В мертвую тишину зала. Молчали даже насмешницы Керы, онемел рой вечно шумливых снов. Молчали так, будто подарок был несоразмерно тяжкой ссылкой. Пыткой, страшнее любых казней.

— Так помни — теперь твоя вотчина Элизиум и только! — Мом утвердительно качнул царским жезлом. Успел поправить съехавший венец. — Я желаю, чтобы вы поселились там с сегодняшнего дня… чтобы в полной мере насладиться. И не тревожьтесь — вас проведут, доставят вещи… о, вы ни в чем не будете нуждаться. Даже если Громовержец разгневается…

— Спасибо, — прозвенел робкий голосок Гестии. Она стояла рядом с Танатом поблекшая и уставшая, и новоявленного царька передернуло, когда он взглянул в ее лицо. Прочистил горло, сказал, покривившись:

— Будь благодарен за мою милость, брат. Вам теперь безопасно лишь в Элизиуме и…

Где еще — не договорил, будто поймал себя на ненужной откровенности.

— Так спасибо, — процедил Танат в ответ, — что не выбрал Тартар.

Взял Гестию за руку и зашагал к выходу из зала. Мом за его спиной задумчиво вперился в двузубец: попробовал поднять… мельком взглянул туда, где стояла Кора, и показалось: вздрогнул. Может, узнал пса?

Она невольно опустила ладонь на холку — погрузила в ядовитые туманы и во влажные лепестки асфоделей. Потом оказалось, что дворца вокруг нет, а есть только поляна где-то на окраине — заросшая бледно-золотистыми цветами и корявыми деревцами граната. Плоды падали, раскалывались, брызгая соком памяти — слишком алые…

Пес сидел совсем близко, глядел тоскливыми, ждущими глазами.

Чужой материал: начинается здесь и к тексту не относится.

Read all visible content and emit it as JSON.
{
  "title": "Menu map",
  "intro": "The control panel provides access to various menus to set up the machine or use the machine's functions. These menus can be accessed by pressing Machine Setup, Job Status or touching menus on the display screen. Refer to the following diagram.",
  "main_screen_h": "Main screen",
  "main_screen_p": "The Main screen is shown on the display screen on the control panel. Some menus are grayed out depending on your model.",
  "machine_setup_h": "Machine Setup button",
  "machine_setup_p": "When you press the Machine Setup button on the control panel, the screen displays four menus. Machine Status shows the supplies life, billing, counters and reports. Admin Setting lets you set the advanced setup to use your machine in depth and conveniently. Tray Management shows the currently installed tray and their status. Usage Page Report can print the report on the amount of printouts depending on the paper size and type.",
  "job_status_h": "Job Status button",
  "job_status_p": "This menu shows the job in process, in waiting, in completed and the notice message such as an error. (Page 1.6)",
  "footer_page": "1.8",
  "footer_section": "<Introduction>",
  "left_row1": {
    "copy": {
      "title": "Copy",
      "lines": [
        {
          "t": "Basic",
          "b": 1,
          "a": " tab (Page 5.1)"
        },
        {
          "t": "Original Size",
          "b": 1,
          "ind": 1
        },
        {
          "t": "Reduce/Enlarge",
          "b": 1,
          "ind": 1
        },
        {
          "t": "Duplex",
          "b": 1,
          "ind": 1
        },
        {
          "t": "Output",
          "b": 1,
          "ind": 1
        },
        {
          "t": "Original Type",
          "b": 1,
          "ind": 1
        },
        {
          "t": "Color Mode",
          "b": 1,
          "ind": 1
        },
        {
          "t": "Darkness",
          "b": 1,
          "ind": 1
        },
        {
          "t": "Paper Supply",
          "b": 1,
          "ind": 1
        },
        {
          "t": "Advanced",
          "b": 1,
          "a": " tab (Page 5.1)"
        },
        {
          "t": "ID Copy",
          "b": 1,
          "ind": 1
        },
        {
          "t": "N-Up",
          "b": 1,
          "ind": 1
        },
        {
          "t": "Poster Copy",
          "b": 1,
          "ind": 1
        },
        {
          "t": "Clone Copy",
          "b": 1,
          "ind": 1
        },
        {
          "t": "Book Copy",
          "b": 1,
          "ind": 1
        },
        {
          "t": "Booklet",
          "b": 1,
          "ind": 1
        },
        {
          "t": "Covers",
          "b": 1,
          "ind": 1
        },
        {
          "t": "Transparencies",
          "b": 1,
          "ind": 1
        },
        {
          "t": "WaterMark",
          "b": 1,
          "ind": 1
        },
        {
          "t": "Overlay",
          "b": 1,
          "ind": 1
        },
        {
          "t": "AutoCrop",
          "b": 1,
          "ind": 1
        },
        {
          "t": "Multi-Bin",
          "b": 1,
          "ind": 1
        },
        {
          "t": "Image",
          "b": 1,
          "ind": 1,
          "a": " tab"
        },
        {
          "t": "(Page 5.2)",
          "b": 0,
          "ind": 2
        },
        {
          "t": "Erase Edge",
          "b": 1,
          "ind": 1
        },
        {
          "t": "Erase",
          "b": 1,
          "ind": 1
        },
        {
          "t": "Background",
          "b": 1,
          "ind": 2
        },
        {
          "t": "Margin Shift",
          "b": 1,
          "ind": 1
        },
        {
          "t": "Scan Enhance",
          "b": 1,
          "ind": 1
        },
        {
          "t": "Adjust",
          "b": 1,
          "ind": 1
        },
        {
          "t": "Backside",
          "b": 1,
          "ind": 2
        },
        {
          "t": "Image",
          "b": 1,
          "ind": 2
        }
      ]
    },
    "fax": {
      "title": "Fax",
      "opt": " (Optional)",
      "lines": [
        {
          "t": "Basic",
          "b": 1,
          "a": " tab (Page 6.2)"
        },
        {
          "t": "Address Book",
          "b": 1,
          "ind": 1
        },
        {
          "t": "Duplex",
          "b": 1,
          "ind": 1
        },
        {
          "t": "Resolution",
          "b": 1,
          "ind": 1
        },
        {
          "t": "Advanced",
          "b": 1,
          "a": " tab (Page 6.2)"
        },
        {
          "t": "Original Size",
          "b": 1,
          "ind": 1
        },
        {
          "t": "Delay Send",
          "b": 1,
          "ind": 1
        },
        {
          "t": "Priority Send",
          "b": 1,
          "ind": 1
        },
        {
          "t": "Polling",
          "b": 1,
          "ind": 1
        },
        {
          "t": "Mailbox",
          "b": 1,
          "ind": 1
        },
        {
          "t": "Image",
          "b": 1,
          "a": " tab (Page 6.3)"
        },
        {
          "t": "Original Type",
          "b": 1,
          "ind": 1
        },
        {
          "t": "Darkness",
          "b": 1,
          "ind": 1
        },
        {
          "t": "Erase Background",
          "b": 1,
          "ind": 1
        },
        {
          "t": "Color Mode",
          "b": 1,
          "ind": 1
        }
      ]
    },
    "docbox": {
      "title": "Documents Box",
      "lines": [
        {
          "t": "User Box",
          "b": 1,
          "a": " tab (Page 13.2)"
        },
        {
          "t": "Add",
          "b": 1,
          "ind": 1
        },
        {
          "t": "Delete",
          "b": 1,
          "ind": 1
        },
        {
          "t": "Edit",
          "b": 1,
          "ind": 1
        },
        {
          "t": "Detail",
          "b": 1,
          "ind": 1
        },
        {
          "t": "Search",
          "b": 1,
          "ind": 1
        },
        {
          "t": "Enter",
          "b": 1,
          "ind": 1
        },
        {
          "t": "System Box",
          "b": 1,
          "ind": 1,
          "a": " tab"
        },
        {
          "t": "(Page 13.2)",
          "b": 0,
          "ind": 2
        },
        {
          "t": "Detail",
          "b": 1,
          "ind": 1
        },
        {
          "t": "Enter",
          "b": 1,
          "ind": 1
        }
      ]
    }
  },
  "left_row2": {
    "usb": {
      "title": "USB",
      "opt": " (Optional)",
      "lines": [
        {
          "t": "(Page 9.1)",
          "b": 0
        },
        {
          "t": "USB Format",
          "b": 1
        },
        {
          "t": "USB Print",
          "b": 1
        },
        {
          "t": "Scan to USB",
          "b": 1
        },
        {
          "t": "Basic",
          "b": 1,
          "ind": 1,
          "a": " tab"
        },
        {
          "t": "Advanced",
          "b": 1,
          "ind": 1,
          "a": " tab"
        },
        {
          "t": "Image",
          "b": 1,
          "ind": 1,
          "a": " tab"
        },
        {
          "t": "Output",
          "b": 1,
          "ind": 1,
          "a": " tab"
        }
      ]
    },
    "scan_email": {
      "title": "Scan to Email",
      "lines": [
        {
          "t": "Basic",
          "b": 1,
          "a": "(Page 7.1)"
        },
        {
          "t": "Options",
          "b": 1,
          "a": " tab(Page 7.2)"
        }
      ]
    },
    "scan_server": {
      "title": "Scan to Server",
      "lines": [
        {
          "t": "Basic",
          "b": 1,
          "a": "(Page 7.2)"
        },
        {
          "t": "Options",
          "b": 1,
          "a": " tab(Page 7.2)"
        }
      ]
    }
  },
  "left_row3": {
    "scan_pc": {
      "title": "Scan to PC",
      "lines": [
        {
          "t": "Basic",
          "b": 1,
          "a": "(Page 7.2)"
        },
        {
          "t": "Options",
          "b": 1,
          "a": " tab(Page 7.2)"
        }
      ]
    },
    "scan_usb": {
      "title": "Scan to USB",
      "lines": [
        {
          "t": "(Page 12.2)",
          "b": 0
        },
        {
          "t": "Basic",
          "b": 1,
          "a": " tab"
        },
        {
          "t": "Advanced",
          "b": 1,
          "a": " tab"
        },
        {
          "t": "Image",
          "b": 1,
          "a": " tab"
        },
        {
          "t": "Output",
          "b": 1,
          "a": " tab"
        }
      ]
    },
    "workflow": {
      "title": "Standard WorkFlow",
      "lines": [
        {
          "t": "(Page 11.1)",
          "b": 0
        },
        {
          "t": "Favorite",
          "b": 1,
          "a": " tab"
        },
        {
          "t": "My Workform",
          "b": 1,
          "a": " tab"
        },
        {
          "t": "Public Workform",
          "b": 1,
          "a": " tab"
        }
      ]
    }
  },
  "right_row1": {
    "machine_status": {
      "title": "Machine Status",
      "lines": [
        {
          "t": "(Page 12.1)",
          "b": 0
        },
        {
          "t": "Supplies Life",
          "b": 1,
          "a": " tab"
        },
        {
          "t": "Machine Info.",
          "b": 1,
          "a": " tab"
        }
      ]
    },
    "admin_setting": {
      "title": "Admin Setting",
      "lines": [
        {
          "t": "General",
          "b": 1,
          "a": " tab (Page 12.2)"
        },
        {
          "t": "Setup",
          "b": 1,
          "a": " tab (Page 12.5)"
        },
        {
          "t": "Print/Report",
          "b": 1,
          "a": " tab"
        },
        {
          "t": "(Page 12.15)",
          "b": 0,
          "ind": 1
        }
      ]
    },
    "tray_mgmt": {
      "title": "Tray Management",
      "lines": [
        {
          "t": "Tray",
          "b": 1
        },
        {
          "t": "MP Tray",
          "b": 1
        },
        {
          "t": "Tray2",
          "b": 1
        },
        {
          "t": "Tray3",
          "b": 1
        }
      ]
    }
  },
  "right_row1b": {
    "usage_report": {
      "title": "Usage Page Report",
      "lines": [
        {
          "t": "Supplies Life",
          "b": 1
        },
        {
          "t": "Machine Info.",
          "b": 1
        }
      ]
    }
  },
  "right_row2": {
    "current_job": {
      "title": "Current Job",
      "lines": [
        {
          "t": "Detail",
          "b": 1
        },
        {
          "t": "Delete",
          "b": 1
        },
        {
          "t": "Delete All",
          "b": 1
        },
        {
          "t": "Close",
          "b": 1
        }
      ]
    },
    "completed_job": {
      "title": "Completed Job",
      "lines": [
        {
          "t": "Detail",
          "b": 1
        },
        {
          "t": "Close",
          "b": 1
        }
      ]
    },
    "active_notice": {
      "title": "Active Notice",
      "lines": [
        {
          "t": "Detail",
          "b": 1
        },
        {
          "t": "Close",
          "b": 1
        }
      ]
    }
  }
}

— Ты просто чудо, — сказала ему Персефона, вспомнив Гестию. Та вечно и всем говорила, что они просто чудо, и заливисто рассказывала, что «вот, у брата была такая коза, тоже чудо, только странное какое-то, она меня очень хотела забодать, но потом я достала медовых лепешек…». — Наверное, тебе бы понравились медовые лепешки. Жаль, у меня нет.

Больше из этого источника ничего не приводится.